Awesome
DIME-FM
Implementation of "DIME-FM: DIstilling Multimodal and Efficient Foundation Models" (ICCV 2023)
Abstract
Large Vision-Language Foundation Models (VLFM), such as CLIP, ALIGN and Florence, are trained on large-scale datasets of image-caption pairs and achieve superior transferability and robustness on downstream tasks, but they are difficult to use in many practical applications due to their large size, high latency and fixed architectures. Unfortunately, recent work shows training a small custom VLFM for resource-limited applications is currently very difficult using public and smaller-scale data. In this paper, we introduce a new distillation mechanism (DIME-FM) that allows us to transfer the knowledge contained in large VLFMs to smaller, customized foundation models using a relatively small amount of inexpensive, unpaired images and sentences. We transfer the knowledge from the pre-trained CLIP-ViT- L/14 model to a ViT-B/32 model, with only 40M public im- ages and 28.4M unpaired public sentences.
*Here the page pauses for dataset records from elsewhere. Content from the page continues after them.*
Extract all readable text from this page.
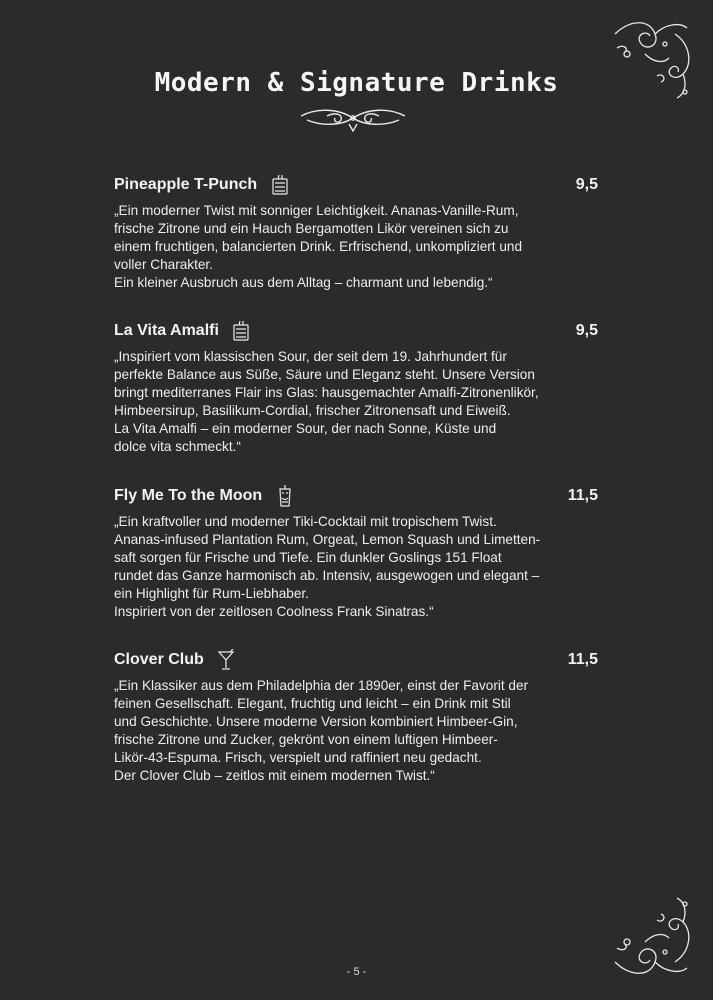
Modern & Signature Drinks
Pineapple T-Punch	9,5
„Ein moderner Twist mit sonniger Leichtigkeit. Ananas-Vanille-Rum,
frische Zitrone und ein Hauch Bergamotten Likör vereinen sich zu
einem fruchtigen, balancierten Drink. Erfrischend, unkompliziert und
voller Charakter.
Ein kleiner Ausbruch aus dem Alltag – charmant und lebendig.“
La Vita Amalfi	9,5
„Inspiriert vom klassischen Sour, der seit dem 19. Jahrhundert für
perfekte Balance aus Süße, Säure und Eleganz steht. Unsere Version
bringt mediterranes Flair ins Glas: hausgemachter Amalfi-Zitronenlikör,
Himbeersirup, Basilikum-Cordial, frischer Zitronensaft und Eiweiß.
La Vita Amalfi – ein moderner Sour, der nach Sonne, Küste und
dolce vita schmeckt.“
Fly Me To the Moon	11,5
„Ein kraftvoller und moderner Tiki-Cocktail mit tropischem Twist.
Ananas-infused Plantation Rum, Orgeat, Lemon Squash und Limetten-
saft sorgen für Frische und Tiefe. Ein dunkler Goslings 151 Float
rundet das Ganze harmonisch ab. Intensiv, ausgewogen und elegant –
ein Highlight für Rum-Liebhaber.
Inspiriert von der zeitlosen Coolness Frank Sinatras.“
Clover Club	11,5
„Ein Klassiker aus dem Philadelphia der 1890er, einst der Favorit der
feinen Gesellschaft. Elegant, fruchtig und leicht – ein Drink mit Stil
und Geschichte. Unsere moderne Version kombiniert Himbeer-Gin,
frische Zitrone und Zucker, gekrönt von einem luftigen Himbeer-
Likör-43-Espuma. Frisch, verspielt und raffiniert neu gedacht.
Der Clover Club – zeitlos mit einem modernen Twist.“
- 5 -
The resulting model “Distill-ViT-B/32” rivals the CLIP-ViT-B/32 model pre-trained on its private WiT dataset (400M image-text pairs): Distill-ViT-B/32 achieves similar results in terms of zero-shot and linear-probing performance on both Ima- geNet and the ELEVATER (20 image classification tasks) benchmarks. It also displays comparable robustness when evaluated on five datasets with natural distribution shifts from ImageNet.
Links: Arxiv/Project Page/Poster/Slides
Welcome to cite our work if you find it is helpful to your research.
@article{sun2023dime,
title={DIME-FM: DIstilling Multimodal and Efficient Foundation Models},
author={Sun, Ximeng and Zhang, Pengchuan and Zhang, Peizhao and Shah, Hardik and Saenko, Kate and Xia, Xide},
journal={arXiv preprint arXiv:2303.18232},
year={2023}
}
Release TODO List
- Checkpoints
- Evaluation code
- Training code (Expected by the end of Oct)
Checkpoints
Model | Image Training Set | Text Training Set | ZS on IN-1K | ZS on ELEVATER | LP on ELEVATER | Robustness | Download |
---|---|---|---|---|---|---|---|
ViT-B/32 | IN-21K + GCC-15M + YFCC-14M | Filtered Roberta NLP Corpus | 66.5% | 56.4% | 79.2% | 50.2% | ckpt |
ViT-B/32 | IN-21K + GCC-15M + YFCC-14M | IN-21K Prompts + GCC-15M + YFCC-14M + Downstream Tasks' Prompts | 66.1% | 57.7% | 79.4% | - | ckpt |
Evaluation
Our evaluation is based on ELEVATER benchmark (Please refer to README in Evaluation
folder). We extend ELEVATER
benchmark to include the ImageNet Variants as the Robustness Evaluation. The download links of these datasets can be found HERE.
Training
We provide the training code in Training folder.
Environment
conda install pytorch torchvision torchaudio pytorch-cuda=11.8 -c pytorch -c nvidia
pip install timm
pip install ftfy regex tqdm
pip install git+https://github.com/openai/CLIP.git
pip install transformers
pip install yacs
Prepare the Data
For faster dataloading speed, we pack all data in tsv
files according to this repo. We extract the features of image and text using CLIP-ViT-L/14 models. All features are also stored in tsv
form.
We provide examples of image, text, image features, text features.
Data | Download Link |
---|---|
Image | tsv / lineidx |
Text | tsv / lineidx |
Image Feature | tsv / lineidx |
Text Feature | tsv / lineidx |
Training command
cd Training
python train_amp.py --amp --dataroot <your_dataroot> --tsv_file_list configs/datalists/cc3m/image.list \
configs/datalists/cc3m/image_feat.list configs/datalists/cc3m/text.list configs/datalists/cc3m/text_feat.list \
--batch_size <your_batch_size> --use_pvl_loss
Please refer to Data Parallel Example to extend to multiple gpus and nodes.